To list the number of lines and the script name, I used
find /usr/bin /usr/sbin /bin /sbin -maxdepth 1 -type f -perm /o+x -print0 | (T=0; while read -d "" NAME ; do T=$[T+1]; file "$NAME" | grep -qe 'shell script' || continue ; wc -l "$NAME" ; done ; printf '%d files total\n' $T >&2 ) | awk ' NF>1 { L=L+$1 ; n=n+1 ; print } END { printf "%d scripts containing %d lines\n", n, L }'
And that's the proof that bash sucks for anything than basic stuff.
Well, it does use
find,
bash,
file,
grep,
wc, and
awk to get the work done.
You need to first construct a list of executable files. In Linux, all bytes except NUL and slash are valid in names, so I used
-print0 to print the path to each file NUL-separated.
Next, you need to pick the files that are shell scripts, just the task for
file and
grep -qe 'shell script', as the former will include 'shell script' for POSIX ('POSIX shell script') and Bash ('Bourne-Again shell script'), and the latter will return success iff found, failure otherwise. I used a Bash/POSIX shell loop, with
continue skipping all non-matching file types. For shell scripts, we want the line count, which
wc was designed to report. The output is one line per file, with the line count first and then the file name or path. The loop also counts the total number of files seen, and prints the total count to standard error. For this to work, the entire loop section must be in a subshell.
Finally, the awk part counts the number of shell script files, and sums up the total number of files, printing each input record as it goes.
Because any file names with newlines will make the
wc part confuse awk, it does not actually work for all possible file names, though.
This is better:
find /usr/bin /usr/sbin /bin /sbin -maxdepth 1 -type f -perm /o+x -print0 | xargs -r0 file -00 | gawk 'BEGIN { RS=FS="\0" } { files++; name=$0; getline; if ($0 !~ /shell script/) next; scripts++; n=0; RS="\n"; while (getline < name) n++; close(name); RS="\0"; lines+=n; printf "%9d %s\n", n, name } END { printf "%d files, of which %d shell scripts, containing %d lines\n", files, scripts, lines }'
or split into logical lines,
find /usr/bin /usr/sbin /bin /sbin -maxdepth 1 -type f -perm /o+x -print0 \
| xargs -r0 file -00 \
| gawk '
BEGIN {
RS=FS="\0"
}
{
files++
name=$0
getline
if ($0 !~ /shell script/) next
scripts++
n=0
RS="\n"
while (getline < name) n++
close(name)
RS="\0"
lines+=n
printf "%9d %s\n", n, name
}
END {
printf "%d files, of which %d shell scripts, containing %d lines\n", files, scripts, lines
}'
The "
find /usr/bin /usr/sbin /bin /sbin -maxdepth 1 -type f -perm /o+x -print0 | xargs -r0 file -00" part of the command produces a sequence of "
filename\0
type\0", i.e. filename and type as text, separated by NULs. It does this by piping the NUL-separated file names or paths (
-print0), to
xargs, which splits them back (
-0 NUL-separated, and
-r says not to run if there are no parameters to supply), and executes
file -00 with each file name or path as a separate parameter, as many as can fit at a time. The
-00 parameter tells
file to output a single NUL after each filename and after the type of the preceding file.

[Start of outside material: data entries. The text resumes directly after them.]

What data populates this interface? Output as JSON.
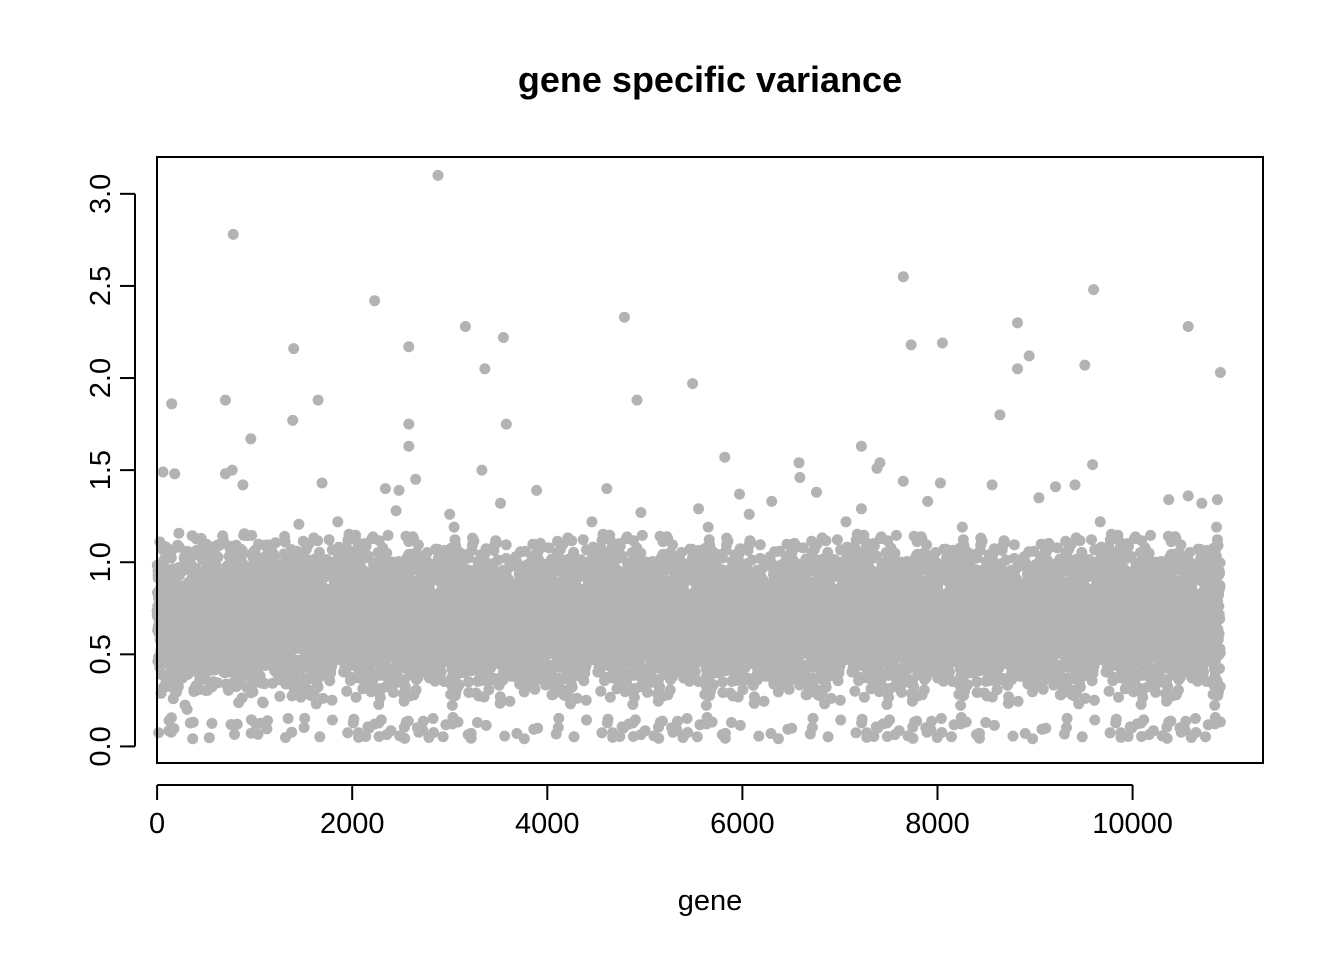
{
  "chart_data": {
    "type": "scatter",
    "title": "gene specific variance",
    "xlabel": "gene",
    "ylabel": "",
    "xlim": [
      -1.1,
      11337
    ],
    "ylim": [
      -0.09,
      3.2
    ],
    "x_ticks": [
      0,
      2000,
      4000,
      6000,
      8000,
      10000
    ],
    "x_tick_labels": [
      "0",
      "2000",
      "4000",
      "6000",
      "8000",
      "10000"
    ],
    "y_ticks": [
      0.0,
      0.5,
      1.0,
      1.5,
      2.0,
      2.5,
      3.0
    ],
    "y_tick_labels": [
      "0.0",
      "0.5",
      "1.0",
      "1.5",
      "2.0",
      "2.5",
      "3.0"
    ],
    "grid": false,
    "point_color": "#b3b3b3",
    "n_points": 10900,
    "bulk_range": [
      0.1,
      1.25
    ],
    "series": [
      {
        "points": [
          [
            2880,
            3.1
          ],
          [
            780,
            2.78
          ],
          [
            7650,
            2.55
          ],
          [
            9600,
            2.48
          ],
          [
            2230,
            2.42
          ],
          [
            4790,
            2.33
          ],
          [
            8820,
            2.3
          ],
          [
            3160,
            2.28
          ],
          [
            10570,
            2.28
          ],
          [
            3550,
            2.22
          ],
          [
            8050,
            2.19
          ],
          [
            7730,
            2.18
          ],
          [
            2580,
            2.17
          ],
          [
            1400,
            2.16
          ],
          [
            8940,
            2.12
          ],
          [
            9510,
            2.07
          ],
          [
            3360,
            2.05
          ],
          [
            8820,
            2.05
          ],
          [
            10900,
            2.03
          ],
          [
            5490,
            1.97
          ],
          [
            4920,
            1.88
          ],
          [
            700,
            1.88
          ],
          [
            1650,
            1.88
          ],
          [
            150,
            1.86
          ],
          [
            8640,
            1.8
          ],
          [
            1390,
            1.77
          ],
          [
            2580,
            1.75
          ],
          [
            3580,
            1.75
          ],
          [
            960,
            1.67
          ],
          [
            2580,
            1.63
          ],
          [
            7220,
            1.63
          ],
          [
            5820,
            1.57
          ],
          [
            7410,
            1.54
          ],
          [
            6580,
            1.54
          ],
          [
            9590,
            1.53
          ],
          [
            7380,
            1.51
          ],
          [
            3330,
            1.5
          ],
          [
            770,
            1.5
          ],
          [
            60,
            1.49
          ],
          [
            180,
            1.48
          ],
          [
            700,
            1.48
          ],
          [
            6590,
            1.46
          ],
          [
            2650,
            1.45
          ],
          [
            7650,
            1.44
          ],
          [
            8030,
            1.43
          ],
          [
            1690,
            1.43
          ],
          [
            880,
            1.42
          ],
          [
            8560,
            1.42
          ],
          [
            9410,
            1.42
          ],
          [
            9210,
            1.41
          ],
          [
            4610,
            1.4
          ],
          [
            2340,
            1.4
          ],
          [
            2480,
            1.39
          ],
          [
            3890,
            1.39
          ],
          [
            6760,
            1.38
          ],
          [
            5970,
            1.37
          ],
          [
            10570,
            1.36
          ],
          [
            9040,
            1.35
          ],
          [
            10370,
            1.34
          ],
          [
            10870,
            1.34
          ],
          [
            6300,
            1.33
          ],
          [
            7900,
            1.33
          ],
          [
            10710,
            1.32
          ],
          [
            3520,
            1.32
          ],
          [
            7220,
            1.29
          ],
          [
            5550,
            1.29
          ],
          [
            2450,
            1.28
          ],
          [
            4960,
            1.27
          ],
          [
            6070,
            1.26
          ],
          [
            3000,
            1.26
          ]
        ]
      }
    ]
  }
}
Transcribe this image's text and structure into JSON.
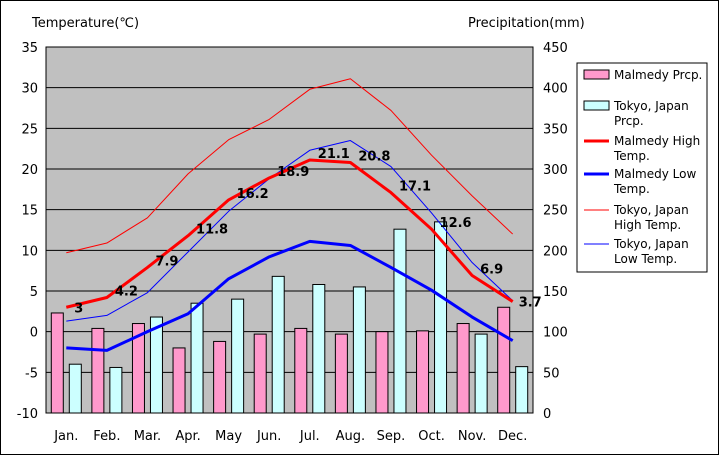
{
  "chart_data": {
    "type": "bar",
    "categories": [
      "Jan.",
      "Feb.",
      "Mar.",
      "Apr.",
      "May",
      "Jun.",
      "Jul.",
      "Aug.",
      "Sep.",
      "Oct.",
      "Nov.",
      "Dec."
    ],
    "y_left_label": "Temperature(℃)",
    "y_right_label": "Precipitation(mm)",
    "y_left_range": [
      -10,
      35
    ],
    "y_right_range": [
      0,
      450
    ],
    "y_left_ticks": [
      "35",
      "30",
      "25",
      "20",
      "15",
      "10",
      "5",
      "0",
      "-5",
      "-10"
    ],
    "y_right_ticks": [
      "450",
      "400",
      "350",
      "300",
      "250",
      "200",
      "150",
      "100",
      "50",
      "0"
    ],
    "grid": true,
    "legend_position": "right",
    "bar_series": [
      {
        "name": "Malmedy Prcp.",
        "color": "#ff99cc",
        "values": [
          123,
          104,
          110,
          80,
          88,
          97,
          104,
          97,
          100,
          101,
          110,
          130
        ]
      },
      {
        "name": "Tokyo, Japan Prcp.",
        "color": "#ccffff",
        "values": [
          60,
          56,
          118,
          135,
          140,
          168,
          158,
          155,
          226,
          235,
          97,
          57
        ]
      }
    ],
    "line_series": [
      {
        "name": "Malmedy High Temp.",
        "color": "#ff0000",
        "width": "thick",
        "values": [
          3,
          4.2,
          7.9,
          11.8,
          16.2,
          18.9,
          21.1,
          20.8,
          17.1,
          12.6,
          6.9,
          3.7
        ],
        "labels": [
          "3",
          "4.2",
          "7.9",
          "11.8",
          "16.2",
          "18.9",
          "21.1",
          "20.8",
          "17.1",
          "12.6",
          "6.9",
          "3.7"
        ]
      },
      {
        "name": "Malmedy Low Temp.",
        "color": "#0000ff",
        "width": "thick",
        "values": [
          -2,
          -2.3,
          0,
          2.2,
          6.5,
          9.2,
          11.1,
          10.6,
          7.9,
          5.1,
          1.8,
          -1.1
        ]
      },
      {
        "name": "Tokyo, Japan High Temp.",
        "color": "#ff0000",
        "width": "thin",
        "values": [
          9.7,
          10.9,
          14,
          19.4,
          23.6,
          26.1,
          29.8,
          31.1,
          27.2,
          21.7,
          16.7,
          12
        ]
      },
      {
        "name": "Tokyo, Japan Low Temp.",
        "color": "#0000ff",
        "width": "thin",
        "values": [
          1.3,
          2,
          4.8,
          9.8,
          14.8,
          18.8,
          22.3,
          23.5,
          20.3,
          14.6,
          8.5,
          3.8
        ]
      }
    ],
    "legend": [
      [
        "Malmedy Prcp."
      ],
      [
        "Tokyo, Japan",
        "Prcp."
      ],
      [
        "Malmedy High",
        "Temp."
      ],
      [
        "Malmedy Low",
        "Temp."
      ],
      [
        "Tokyo, Japan",
        "High Temp."
      ],
      [
        "Tokyo, Japan",
        "Low Temp."
      ]
    ]
  }
}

Other than executing and piping the commands together, it does not use Bash at all.
gawk can handle NUL-separated records by simply setting
RS="\0". I set also the field separator to the same, because we don't want gawk to waste time splitting records (or lines) into fields. The main rule gets applied to each executable file found in those directories. If
file did not report it as a shell script, it is only counted (as a file, not as a script). For shell scripts, we count the number of lines by reading each line (using newline as the record separator), and print the per-script count, and update the tally. The END rule is applied after all input has been processed, and it prints the summary.
In POSIX C, we could use
nftw() to walk the trees, or
scandir() to obtain the list of files in each directory. After checking the stats of the file (to make sure we only look at group-executable files), we can read the first line of each file using
getline(), and if it looks like a valid shebang line for bash, dash, ash, or sh, count the number of lines in it (by reading each line), and otherwise ignore it. Count the number of files, the number of scripts, and the number of lines in script files, and print them, and you're done.
Do note that while the shell script stanza is concise, it also uses more than one process at a time.
xargs will buffer file names so that we execute
file the fewest number of times; it is faster than executing it once for each file (which you can do by using
xargs -r0 -n 1 file -00 instead). The piped processes are run in parallel, and they are executed all at the same time, which means that on multi-core machines you use at least three cores if available. To do the same in C, you'll need to use threads, since otherwise a single core (at a time) will be used to perform the tasks. (You can use e.g.
popen(), but executing anything once for each file found will be slow.)